Let the House Republicans do their Hunter Biden investigation, perhaps they can find a competent committee counsel who can find the proverbial smoking gun and bring closure. But what Republicans really need to pursue is the crony socialism of the Biden Administration, the horror stories of taxpayer money going to subsidize and bail out favored industries, companies, and donors. We need hearings outside Washington to spotlight how Joe Biden and the Biden Administration are the main cause of inflation, through runaway spending, deficits, and regulatory policies.
Witnesses need to come forward with how they cannot afford groceries, pay rent, buy a home, buy or lease a car, how they are in more debt at ever-rising interest rates, and witnesses testifying about the effects of job-killing regulations, energy policies that raise the cost of gas at the pumps and heating a home.
And all of this starts now with declaring war on the sacred, independent Fed that is doing Joe Biden’s dirty work. Remember, a truly independent Fed would cite the inflationary effects of Biden’s fiscal policy and the need for him to reverse course, not double-down as he is doing. The Fed’s silence shows it is not independent, but political!

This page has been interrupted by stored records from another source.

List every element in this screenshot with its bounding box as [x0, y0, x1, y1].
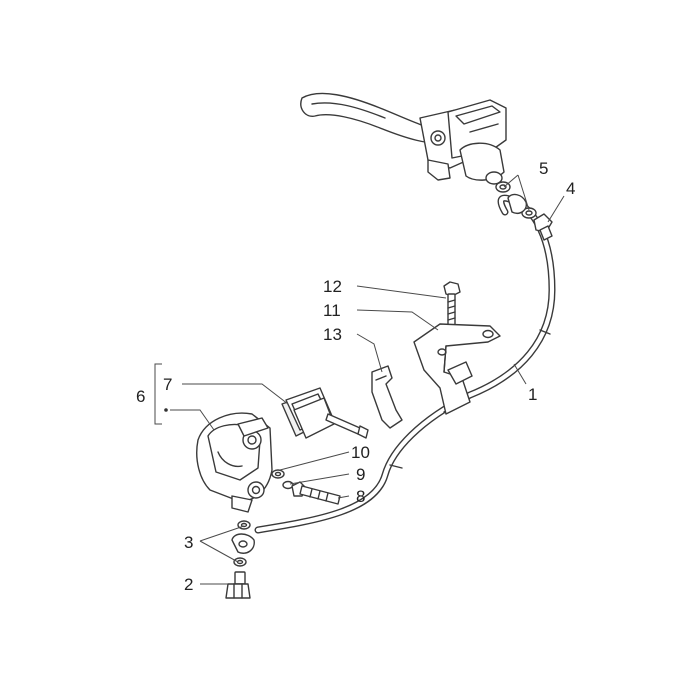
callout-12: 12 — [323, 277, 342, 296]
callout-8: 8 — [356, 487, 365, 506]
brake-hose — [254, 194, 556, 534]
banjo-fitting-lower — [231, 533, 255, 554]
hose-clip — [371, 365, 403, 429]
washer-pair-upper — [495, 181, 537, 219]
hose-bracket — [413, 323, 501, 415]
washer-10 — [271, 469, 285, 479]
banjo-bolt-lower — [225, 571, 251, 599]
brake-caliper — [196, 412, 273, 513]
callout-1: 1 — [528, 385, 537, 404]
callout-7: 7 — [163, 375, 172, 394]
callout-3: 3 — [184, 533, 193, 552]
callout-2: 2 — [184, 575, 193, 594]
banjo-fitting-upper — [507, 193, 527, 214]
pad-pin — [325, 413, 369, 439]
callout-6: 6 — [136, 387, 145, 406]
caliper-bolt-8 — [291, 481, 341, 505]
callout-9: 9 — [356, 465, 365, 484]
callout-13: 13 — [323, 325, 342, 344]
brake-lever-assembly — [300, 92, 507, 185]
callout-4: 4 — [566, 179, 575, 198]
banjo-bolt-upper — [533, 213, 553, 241]
callout-11: 11 — [323, 301, 341, 320]
bracket-bolt — [443, 281, 461, 329]
spring-washer-9 — [282, 480, 294, 490]
bullet-point — [164, 408, 168, 412]
brake-pads — [281, 387, 335, 439]
leader-lines — [154, 174, 565, 585]
callout-5: 5 — [539, 159, 548, 178]
callout-10: 10 — [351, 443, 370, 462]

Some say President Biden’s preposterous new budget proposal is dead on arrival. But that death should be slow and prolonged, painful and humiliating, as a national debate that starts now and keeps going. Let Biden twist in the wind, while the electorate realizes 2024 is a time for choosing — economic growth without inflation versus a sluggish economy with inflation.
Biden and the Democrats equal stagflation.